Tracy Smith | 3 comments My suggestion would be to sprinkle a fair amount in to give it the right feel. Perhaps wording sentences so that the meaning can be figured out by context might help, too, though that's not always feasible.

Cops don't talk completely in jargon, of course, but they do often enough so that it will be necessary if you want to want your dialogue to ring true.

Cops sometimes sprinkle ten codes in conversations when speaking about certain things in front of the public that they want to keep confidential. For instance, when we'd deal with mentally ill people, we would refer to them as "10-68s" when talking in front of the person in question, usually as a way to warn an officer new on the scene to quickly apprise him of what he was dealing with. It was a way to get the message across without needlessly offending the person in question.

Be advised that the meanings of ten codes are not at all universal; they vary widely in jurisdictions across the country. But from what I've heard, the use of ten codes has faded away to some point since cops have carried cell phones, though I'm sure this varies from department to department.

I think you might want to put in a glossary somewhere, preferably in front. I know it's awkward with e-books, but better awkward than a clueless reader.
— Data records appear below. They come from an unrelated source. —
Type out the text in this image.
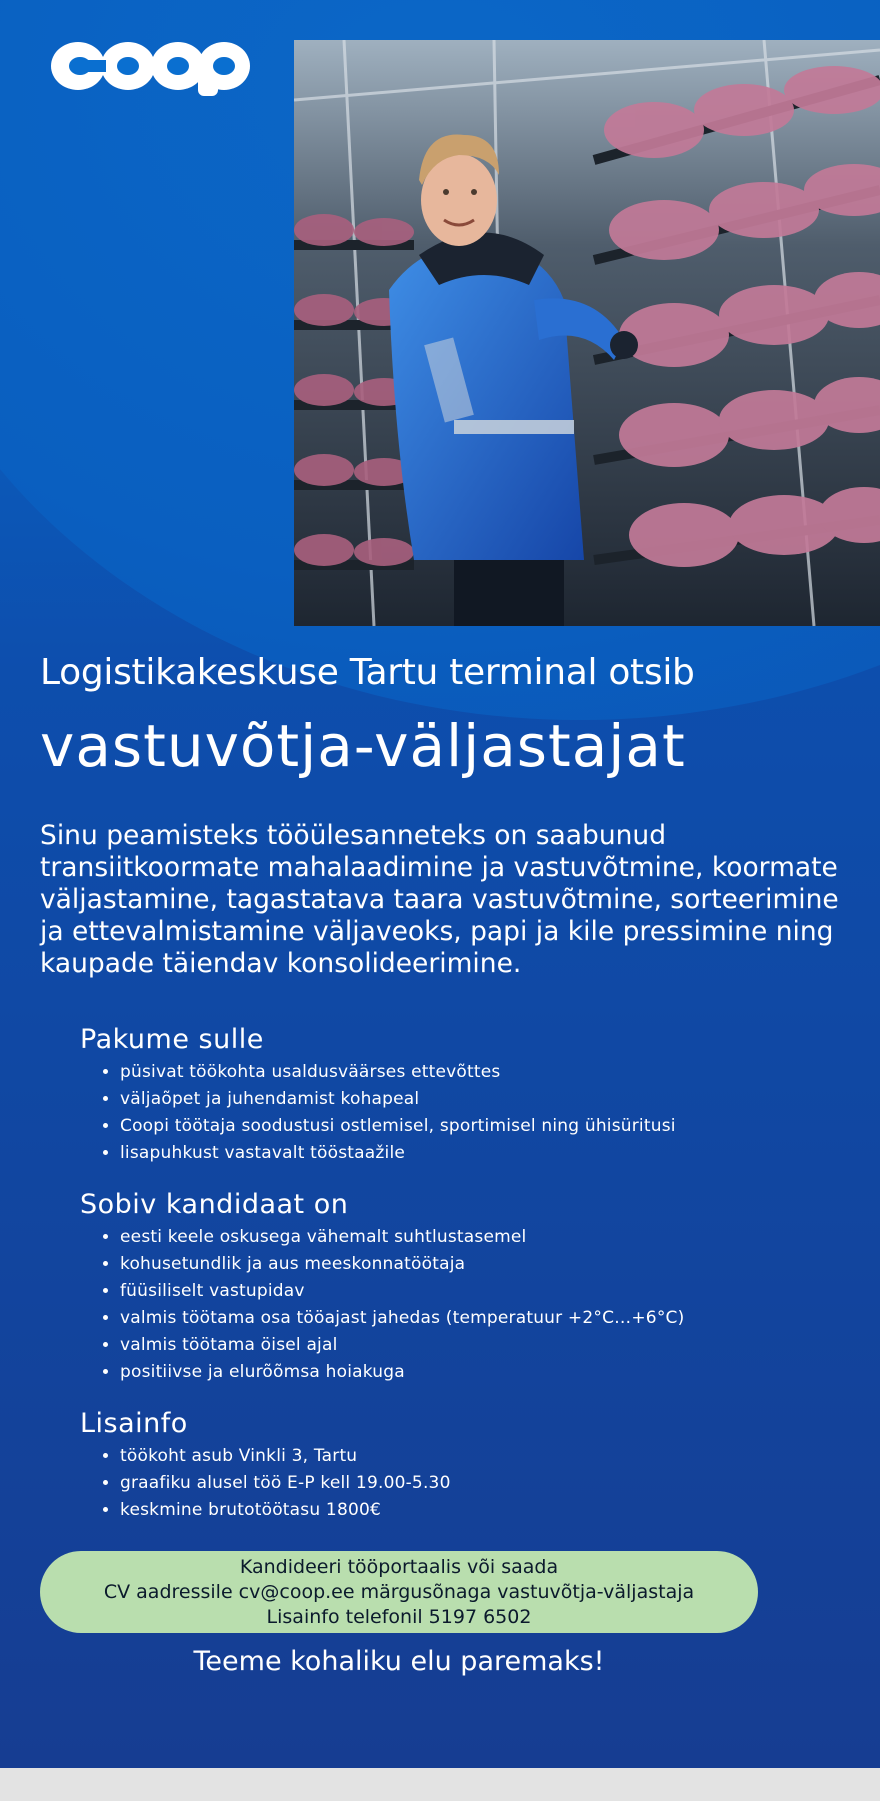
Logistikakeskuse Tartu terminal otsib
vastuvõtja-väljastajat
Sinu peamisteks tööülesanneteks on saabunud transiitkoormate mahalaadimine ja vastuvõtmine, koormate väljastamine, tagastatava taara vastuvõtmine, sorteerimine ja ettevalmistamine väljaveoks, papi ja kile pressimine ning kaupade täiendav konsolideerimine.
Pakume sulle
• püsivat töökohta usaldusväärses ettevõttes
• väljaõpet ja juhendamist kohapeal
• Coopi töötaja soodustusi ostlemisel, sportimisel ning ühisüritusi
• lisapuhkust vastavalt tööstaažile
Sobiv kandidaat on
• eesti keele oskusega vähemalt suhtlustasemel
• kohusetundlik ja aus meeskonnatöötaja
• füüsiliselt vastupidav
• valmis töötama osa tööajast jahedas (temperatuur +2°C…+6°C)
• valmis töötama öisel ajal
• positiivse ja elurõõmsa hoiakuga
Lisainfo
• töökoht asub Vinkli 3, Tartu
• graafiku alusel töö E-P kell 19.00-5.30
• keskmine brutotöötasu 1800€
Kandideeri tööportaalis või saada
CV aadressile cv@coop.ee märgusõnaga vastuvõtja-väljastaja
Lisainfo telefonil 5197 6502
Teeme kohaliku elu paremaks!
As an aside, it's also important to do thorough research on weaponry. I've seen many gaffes of this type in books, even from authors like John Grisham. He had one novel taking place in 1970 and he had one character in a rural southern town owning a Glock pistol. When I worked for the PD, I remembered that Glock pistols were not introduced to the US until the very late 80s. They were available in Austria in 1970, but there was nothing about the character to suggest he'd made a trip there to buy a Glock and I'm not sure customs would have allowed him to bring it back to the US even if he had.


message 10: by Harini (new)

Harini Gopalswami Srinivasan (harinigs) Ken wrote: "Problem with doing an explanation for the reader is the terms are exchanged between two cops who would be well familiar with the terms.

A gabacho is an anglo or a Latino acting like an anglo, a ..."


Interesting! Well, what I would do is to use the coplish word in dialogue and the regular term as a narrator so that the reader puts two and two together. For instance, cop 1 tells cop 2 to call the hooptie, and then the narrator says something like -- "cop 2 called and the patrol car arrived within minutes."

Gabacho would be harder to work in, but if it's used several times, you could explain that cop 1 dislikes anglos -- I would think not in the first usage, though.

I'm working on a murder mystery too, but decided I couldn't get enough coplish or procedural stuff to sound authentic. So I engineered a situation where the cops couldn't get to the scene for a couple of days and the amateur sleuth had to do most of the detection. Classic copout -- is that how the term originated? Anyway, best of luck with your book!